Ephemeral
- Company type: Privately held company
- Industry: Tattoo
- Founded: 2016; 9 years ago
- Founders: Seung Shin, Vandan Shah, Joshua Sakhai, Brennal Pierre, and Anthony Lam
- Headquarters: Brooklyn, New York, United States
- Products: Made to fade tattoo ink and tattoo studios
- Services: Tattoos
- Website: ephemeral.tattoo

= Ephemeral (company) =

American company that produces fading tattoo ink

Ephemeral is an American company that produces tattoo ink that is designed to fade over 1-3 years. The company is based in New York City. It had operated a chain of tattoo studios that used its ink, but these were all closed in 2023. The business continued to work with existing tattoo artists and studies in the United States and across the world to delver the made to fade tattoo ink.

Ephemeral’s tattoo ink is made of bioabsorbable polymer particles that were designed to break down over time, eventually degrading enough to be eliminated by the immune system.

The company initially raised a large amount of investment based on its tattoo ink product which was supposed to fade in 9 to 15 months. This turned out not to be case in actual use with some user experiencing much longer times before the tattoo faded. In February 2023, the company updated the timeframe, saying that 70% of tattoos will fade within three years.

== History ==
The company was founded by five students at New York University in 2016, two of whom, Shah and Pierre, invented the Ephemeral’s ink.

The work to develop the fading ink started in 2011 when Shin wanted to know if it was possible to remove a tattoo with an enzyme. Pierre and Shah spent the next seven years developing an ink that would be broken down by the body's natural mechanism. The cofounders tested prototypes on themselves.

In 2015, Ephemeral won first place in the $200K Entrepreneurs Challenge, an annual competition hosted by NYU's Stern School of Business.
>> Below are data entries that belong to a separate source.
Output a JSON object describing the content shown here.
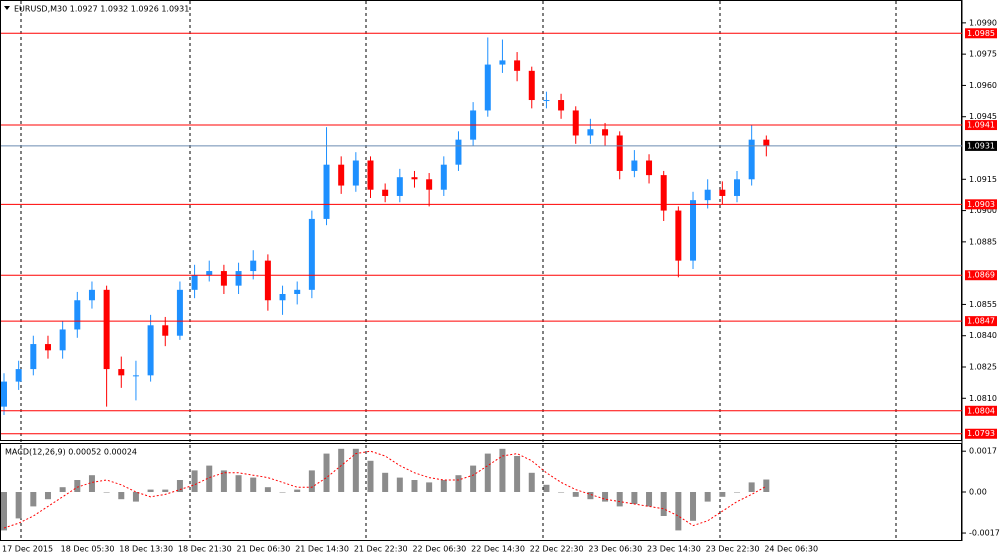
{
  "chart_data": [
    {
      "type": "candlestick",
      "title": "EURUSD,M30  1.0927 1.0932 1.0926 1.0931",
      "categories": [
        "17 Dec 2015",
        null,
        null,
        null,
        "18 Dec 05:30",
        null,
        null,
        null,
        "18 Dec 13:30",
        null,
        null,
        null,
        "18 Dec 21:30",
        null,
        null,
        null,
        "21 Dec 06:30",
        null,
        null,
        null,
        "21 Dec 14:30",
        null,
        null,
        null,
        "21 Dec 22:30",
        null,
        null,
        null,
        "22 Dec 06:30",
        null,
        null,
        null,
        "22 Dec 14:30",
        null,
        null,
        null,
        "22 Dec 22:30",
        null,
        null,
        null,
        "23 Dec 06:30",
        null,
        null,
        null,
        "23 Dec 14:30",
        null,
        null,
        null,
        "23 Dec 22:30",
        null,
        null,
        null,
        "24 Dec 06:30"
      ],
      "open": [
        1.0806,
        1.0818,
        1.0824,
        1.0836,
        1.0833,
        1.0843,
        1.0857,
        1.0862,
        1.0824,
        1.0821,
        1.0821,
        1.0845,
        1.084,
        1.0862,
        1.0869,
        1.0871,
        1.0864,
        1.0871,
        1.0876,
        1.0857,
        1.086,
        1.0862,
        1.0896,
        1.0922,
        1.0912,
        1.0924,
        1.091,
        1.0907,
        1.0916,
        1.0915,
        1.091,
        1.0922,
        1.0934,
        1.0948,
        1.097,
        1.0972,
        1.0967,
        1.0953,
        1.0953,
        1.0948,
        1.0936,
        1.0939,
        1.0936,
        1.0919,
        1.0924,
        1.0917,
        1.09,
        1.0876,
        1.0905,
        1.091,
        1.0907,
        1.0915,
        1.0934
      ],
      "high": [
        1.0822,
        1.0828,
        1.084,
        1.084,
        1.0847,
        1.0861,
        1.0866,
        1.0864,
        1.083,
        1.0828,
        1.085,
        1.0849,
        1.0866,
        1.0874,
        1.0876,
        1.0874,
        1.0875,
        1.0881,
        1.0879,
        1.0864,
        1.0866,
        1.09,
        1.094,
        1.0926,
        1.0928,
        1.0926,
        1.0913,
        1.092,
        1.0919,
        1.0918,
        1.0926,
        1.0938,
        1.0952,
        1.0983,
        1.0982,
        1.0976,
        1.0969,
        1.0957,
        1.0956,
        1.095,
        1.0944,
        1.0942,
        1.0938,
        1.0929,
        1.0927,
        1.0919,
        1.0902,
        1.0909,
        1.0915,
        1.0914,
        1.0919,
        1.0941,
        1.0936
      ],
      "low": [
        1.0802,
        1.0814,
        1.0821,
        1.0829,
        1.0829,
        1.0839,
        1.0853,
        1.0806,
        1.0815,
        1.0809,
        1.0818,
        1.0835,
        1.0838,
        1.0858,
        1.0866,
        1.086,
        1.086,
        1.0867,
        1.0852,
        1.085,
        1.0855,
        1.0858,
        1.0893,
        1.0908,
        1.0909,
        1.0906,
        1.0904,
        1.0904,
        1.0911,
        1.0902,
        1.0907,
        1.0919,
        1.0931,
        1.0945,
        1.0966,
        1.0962,
        1.0949,
        1.0949,
        1.0944,
        1.0932,
        1.0932,
        1.0931,
        1.0915,
        1.0916,
        1.0913,
        1.0895,
        1.0868,
        1.0872,
        1.0901,
        1.0903,
        1.0904,
        1.0912,
        1.0926
      ],
      "close": [
        1.0818,
        1.0824,
        1.0836,
        1.0833,
        1.0843,
        1.0857,
        1.0862,
        1.0824,
        1.0821,
        1.0821,
        1.0845,
        1.084,
        1.0862,
        1.0869,
        1.0871,
        1.0864,
        1.0871,
        1.0876,
        1.0857,
        1.086,
        1.0862,
        1.0896,
        1.0922,
        1.0912,
        1.0924,
        1.091,
        1.0907,
        1.0916,
        1.0915,
        1.091,
        1.0922,
        1.0934,
        1.0948,
        1.097,
        1.0972,
        1.0967,
        1.0953,
        1.0953,
        1.0948,
        1.0936,
        1.0939,
        1.0936,
        1.0919,
        1.0924,
        1.0917,
        1.09,
        1.0876,
        1.0905,
        1.091,
        1.0907,
        1.0915,
        1.0934,
        1.0931
      ],
      "up_color": "#1e90ff",
      "down_color": "#ff0000",
      "ylim": [
        1.079,
        1.1
      ],
      "yticks": [
        {
          "value": 1.099,
          "label": "1.0990"
        },
        1.0975,
        {
          "value": 1.096,
          "label": "1.0960"
        },
        1.0945,
        1.0915,
        {
          "value": 1.09,
          "label": "1.0900"
        },
        1.0885,
        1.0855,
        {
          "value": 1.084,
          "label": "1.0840"
        },
        1.0825,
        {
          "value": 1.081,
          "label": "1.0810"
        }
      ],
      "levels": [
        1.0985,
        1.0941,
        1.0903,
        1.0869,
        1.0847,
        1.0804,
        1.0793
      ],
      "level_color": "#ff0000",
      "price": 1.0931,
      "price_color": "#6b8bb0"
    },
    {
      "type": "macd",
      "title": "MACD(12,26,9) 0.00052 0.00024",
      "series": [
        {
          "kind": "histogram",
          "color": "#8c8c8c",
          "values": [
            -0.0016,
            -0.0011,
            -0.0006,
            -0.0003,
            0.0002,
            0.0005,
            0.0007,
            0,
            -0.0003,
            -0.0004,
            0.0001,
            0.0001,
            0.0005,
            0.0009,
            0.0011,
            0.0009,
            0.0007,
            0.0006,
            0.0002,
            0,
            0.0001,
            0.0009,
            0.0016,
            0.0018,
            0.0018,
            0.0013,
            0.0008,
            0.0006,
            0.0005,
            0.0004,
            0.0005,
            0.0007,
            0.0011,
            0.0016,
            0.0018,
            0.0015,
            0.0008,
            0.0003,
            0,
            -0.0002,
            -0.0003,
            -0.0004,
            -0.0006,
            -0.0005,
            -0.0006,
            -0.001,
            -0.0016,
            -0.0012,
            -0.0004,
            -0.0002,
            0,
            0.0004,
            0.00052
          ]
        },
        {
          "kind": "line",
          "color": "#ff0000",
          "values": [
            -0.0015,
            -0.0013,
            -0.001,
            -0.0006,
            -0.0002,
            0.0002,
            0.0004,
            0.0005,
            0.0003,
            0,
            -0.0002,
            -0.0001,
            0.0001,
            0.0003,
            0.0006,
            0.0008,
            0.0008,
            0.0007,
            0.0006,
            0.0004,
            0.0002,
            0.0002,
            0.0006,
            0.0011,
            0.0016,
            0.0017,
            0.0015,
            0.0011,
            0.0008,
            0.0006,
            0.0005,
            0.0005,
            0.0007,
            0.0011,
            0.0015,
            0.0016,
            0.0013,
            0.0008,
            0.0004,
            0.0001,
            -0.0001,
            -0.0003,
            -0.0004,
            -0.0005,
            -0.0006,
            -0.0007,
            -0.001,
            -0.0014,
            -0.0012,
            -0.0008,
            -0.0004,
            -0.0001,
            0.00024
          ]
        }
      ],
      "ylim": [
        -0.002,
        0.002
      ],
      "yticks": [
        0.0017,
        {
          "value": 0,
          "label": "0.00"
        },
        -0.00171
      ]
    }
  ]
}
In 2021, after videos of people getting Ephemeral tattoos became popular on TikTok, the company raised $20 million in Series A funding.

In March 2023, Ephemeral's patent application was transferred to TriplePoint Capital, a debt financing company.

The company opened a number of stores, but in September 2023, Ephemeral announced that they were closing all of their studio locations, and instead continued selling their ink to existing tattoo studios.

==Concerns==
Soon after the company started, customers complained that their Ephemeral tattoos did not fade, even after fifteen to nineteen months.

In response to these concerns, ink co-inventor Brennal Pierre stated: "As a researcher, I expect these things. We come up with what we think is an average in what the data has shown us, and that’s what we present. But when you put it out in the wild, different things happen."

Dr. Roy Grekin, director of the Dermatologic Surgery and Laser Center at UC San Francisco stated he wasn't surprised to hear that different people experienced different fade times with Ephemeral tattoos.